Print Issue: May 11, 1972

Role Call

By Fr. Jerry Hardy

This past week was a great one for priests. For me it was a kind of high. Last Wednesday, Archbishop Donnellan gave the priests a day of recollection. Saturday, the Holy Spirit gave us another priest in Fr. Terry Young. Sunday, the Marists gave us a chance to celebrate Fr. Larry Schmul’s 25th year in the ministry of the priesthood.

An interesting thing happened at the day of recollection that was certainly to be present again in the other two celebrations. During the discussion, someone asked what we thought, among ourselves, was the biggest problem facing the priest. The answer was: developing and remaining faithful to the quality of personal spirituality that would enable us to be spiritual leaders for people. Not authority, not celibacy, but the radical quality of spirituality needed to lead.

Fr. John Adamski preached at Fr. Terry’s first Mass and spoke directly to Terry. He told him flatly that if he wanted to be the spiritual leader of his people he would have to communicate to them something of his own faith, his own believing, his own daily struggle for holiness.

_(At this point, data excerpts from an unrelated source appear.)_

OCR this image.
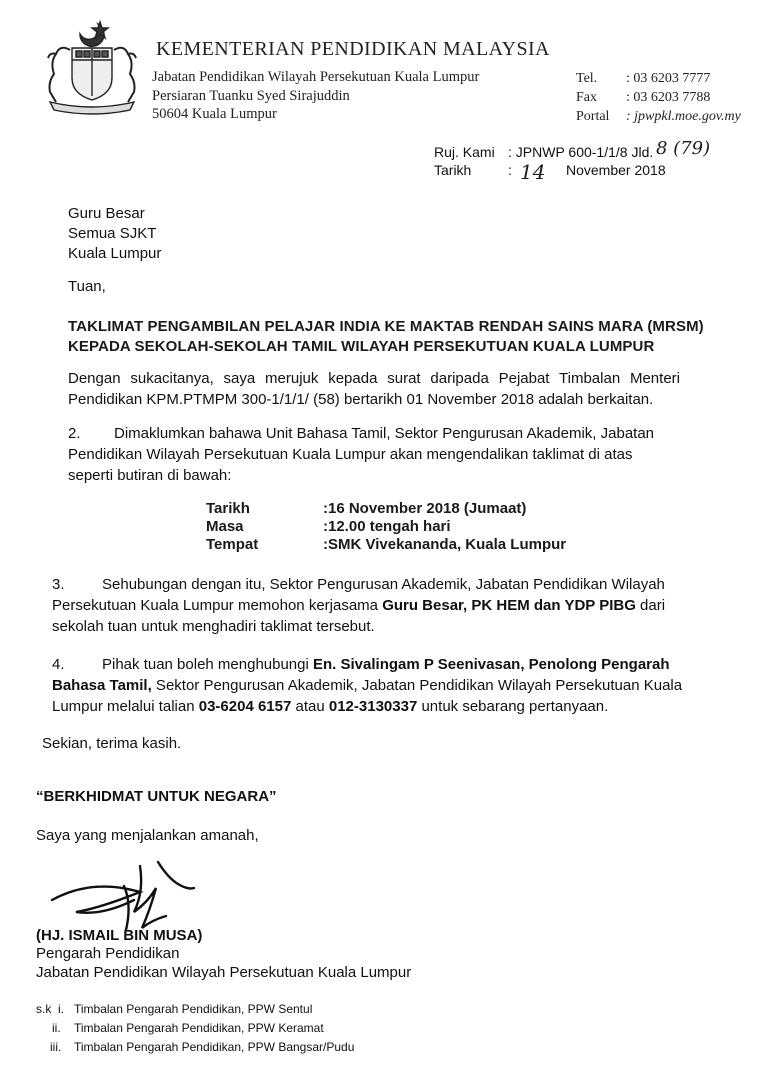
KEMENTERIAN PENDIDIKAN MALAYSIA
Jabatan Pendidikan Wilayah Persekutuan Kuala Lumpur
Persiaran Tuanku Syed Sirajuddin
50604 Kuala Lumpur
Tel. : 03 6203 7777
Fax : 03 6203 7788
Portal : jpwpkl.moe.gov.my
Ruj. Kami : JPNWP 600-1/1/8 Jld. 8 (79)
Tarikh	: 14 November 2018
Guru Besar
Semua SJKT
Kuala Lumpur
Tuan,
TAKLIMAT PENGAMBILAN PELAJAR INDIA KE MAKTAB RENDAH SAINS MARA (MRSM)
KEPADA SEKOLAH-SEKOLAH TAMIL WILAYAH PERSEKUTUAN KUALA LUMPUR
Dengan sukacitanya, saya merujuk kepada surat daripada Pejabat Timbalan Menteri Pendidikan KPM.PTMPM 300-1/1/1/ (58) bertarikh 01 November 2018 adalah berkaitan.
2. Dimaklumkan bahawa Unit Bahasa Tamil, Sektor Pengurusan Akademik, Jabatan Pendidikan Wilayah Persekutuan Kuala Lumpur akan mengendalikan taklimat di atas seperti butiran di bawah:
Tarikh	:16 November 2018 (Jumaat)
Masa	:12.00 tengah hari
Tempat	:SMK Vivekananda, Kuala Lumpur
3. Sehubungan dengan itu, Sektor Pengurusan Akademik, Jabatan Pendidikan Wilayah Persekutuan Kuala Lumpur memohon kerjasama Guru Besar, PK HEM dan YDP PIBG dari sekolah tuan untuk menghadiri taklimat tersebut.
4. Pihak tuan boleh menghubungi En. Sivalingam P Seenivasan, Penolong Pengarah Bahasa Tamil, Sektor Pengurusan Akademik, Jabatan Pendidikan Wilayah Persekutuan Kuala Lumpur melalui talian 03-6204 6157 atau 012-3130337 untuk sebarang pertanyaan.
Sekian, terima kasih.
“BERKHIDMAT UNTUK NEGARA”
Saya yang menjalankan amanah,
(HJ. ISMAIL BIN MUSA)
Pengarah Pendidikan
Jabatan Pendidikan Wilayah Persekutuan Kuala Lumpur
s.k i. Timbalan Pengarah Pendidikan, PPW Sentul
ii. Timbalan Pengarah Pendidikan, PPW Keramat
iii. Timbalan Pengarah Pendidikan, PPW Bangsar/Pudu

At Fr. Schmul’s 25th anniversary celebration you could sense something of all this just in the presence of so many people for whom he had, in fact, become a spiritual leader, touching their lives as they were and showing them what they could become.

The last time I wrote here I used the text of a program Fr. Adamski and I use in trying to get people to think about ministry. One of the last lines says something about ministry, asking a man to make himself available for an “uncommon kind of holiness.” That’s not saying that priests or sisters are “holier” than anyone else. All it’s saying is that we, more than men and women with families and family responsibilities should make ourselves more intensely available to the Spirit of God and his power to transform us. It’s saying that more than anything else, we should be people to whom you can turn with the confidence that we are spending most of our presence to LISTENING for the Lord, to catch the sound of his voice, NOT just for ourselves but for you. It’s saying that if we are going to pass ourselves off as ministers of the Gospel of Jesus then we had better give him every chance to unfold its meaning for us by spending time in prayerful reflection. Not that you can’t do that for yourself; you MUST do it for yourself. But if we are to be of any service to you at all, it should be here that we are helpful.

This point of emphasis doesn’t absolve a priest or sister form the task of preaching the social and moral imperatives of the Gospel. Nor does it release us from the sometimes painful application of its real life ramifications for you. It simply adds the all important coloration that comes from this fact: What we as priests and sisters must be able to include in our preaching of the Gospel is the force and humble strength of our own lives lived as Gospel. Not tinkling brass or clanging cymbal but living voices from credible lives about the practical struggle to be a believer today.

Not tinkling brass or clanging cymbal but common people trying to live uncommonly close to the fire at the heart of things so that we can become warmer witnesses to the life of a God come among us, the Lord for whose people we would spend ourselves.